2. Some people believe that free-range chickens taste better and are a healtier option. To the best of my knowledge all meat is inspected. If it isn't healthy it wouldn't/shouldn't be on the shelves. So the healthy part of this reason is a total misconception by the consumer. As for the taste part, that is in the mouth of the beholder.
I think you're confusing healthy with safe on #2.  There's lots of food that's approved for sale that isn't exactly healthy.
2/24/2013 4:53 PM
Posted by bad_luck on 2/24/2013 2:12:00 PM (view original):
Posted by swamphawk22 on 2/22/2013 8:10:00 PM (view original):
Posted by bad_luck on 2/22/2013 6:51:00 PM (view original):
bheid, the biggest problem is the rate that they grow. 20% of broilers have chronic leg pain/deformities/etc. Many can't walk or reach the water and die of thirst. That's a pretty awful and inhumane way to die. As they grow their hearts and lungs give out, another ****** way to die. The chicken industry accepts the high mortality rate because it's more profitable to grow big chickens fast and still lose a **** ton to thirst and lung failure.

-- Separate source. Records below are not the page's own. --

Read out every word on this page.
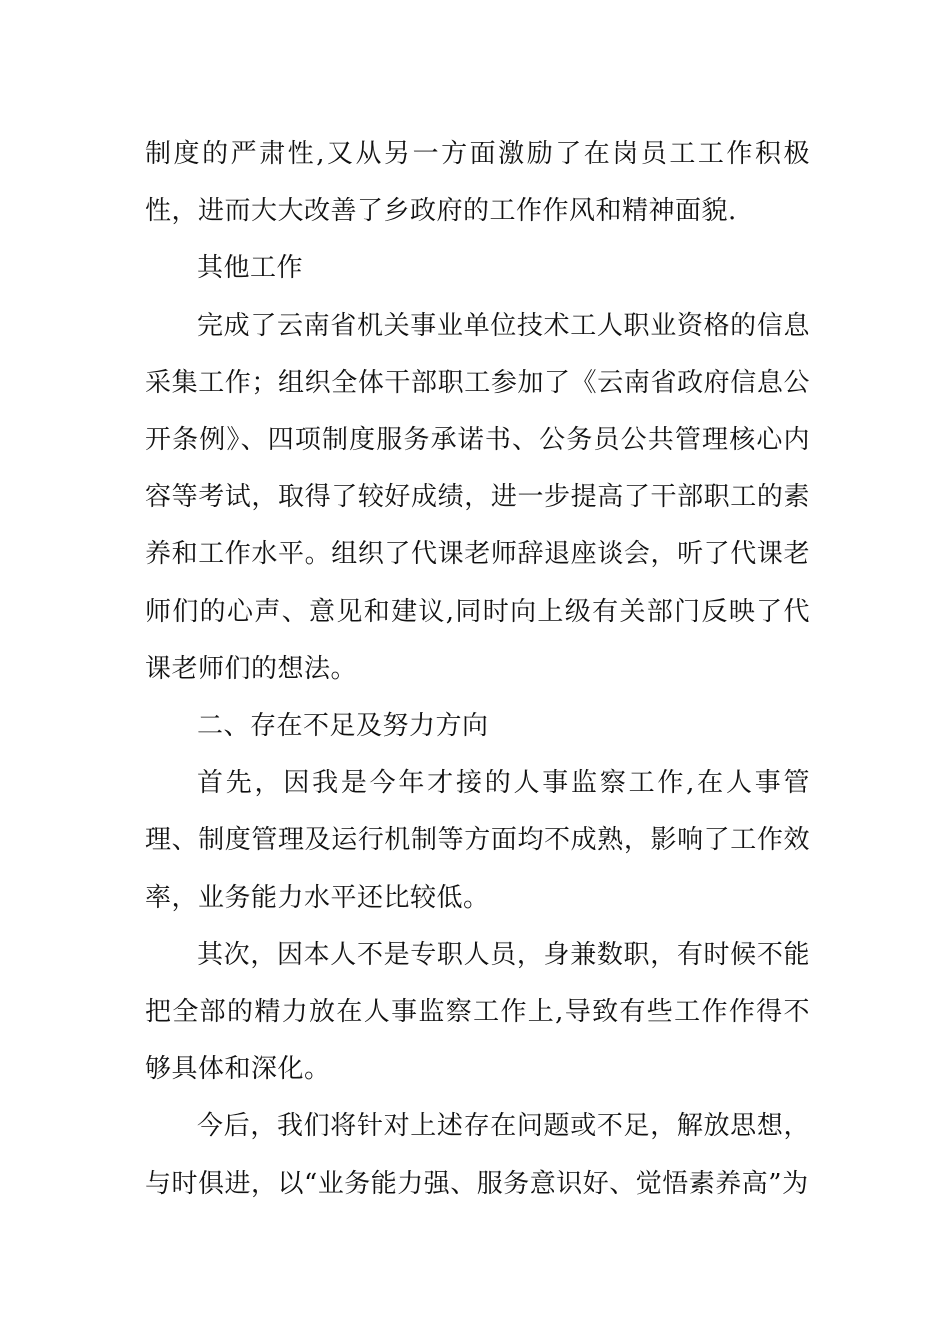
制度的严肃性,又从另一方面激励了在岗员工工作积极性，进而大大改善了乡政府的工作作风和精神面貌.

其他工作

完成了云南省机关事业单位技术工人职业资格的信息采集工作；组织全体干部职工参加了《云南省政府信息公开条例》、四项制度服务承诺书、公务员公共管理核心内容等考试，取得了较好成绩，进一步提高了干部职工的素养和工作水平。组织了代课老师辞退座谈会，听了代课老师们的心声、意见和建议,同时向上级有关部门反映了代课老师们的想法。

二、存在不足及努力方向

首先，因我是今年才接的人事监察工作,在人事管理、制度管理及运行机制等方面均不成熟，影响了工作效率，业务能力水平还比较低。

其次，因本人不是专职人员，身兼数职，有时候不能把全部的精力放在人事监察工作上,导致有些工作作得不够具体和深化。

今后，我们将针对上述存在问题或不足，解放思想，与时俱进，以“业务能力强、服务意识好、觉悟素养高”为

Also, there's usually 10,000 packed into one grow house. So the air is pretty horrible to breathe. Not sure how much that really affects chickens, though.
So are you going to tell my single mother of 2 that she has to pay $3.89 a pound for chicken instead of $.89  becuase you feel bad about the Chickens?
No one is telling anyone they have to buy anything.
If you create a series of oppressive regulations that force Tyson to treat Chickens "Nice" you will force the prices up.

You will create a nation where you cannot produce $.98 chicken.

You may not be telling them to do it, but you will be forcing them to do it.

I assume you want to have someone else tell the people of America that you are in essence "Taxing" them to be nice to chickens.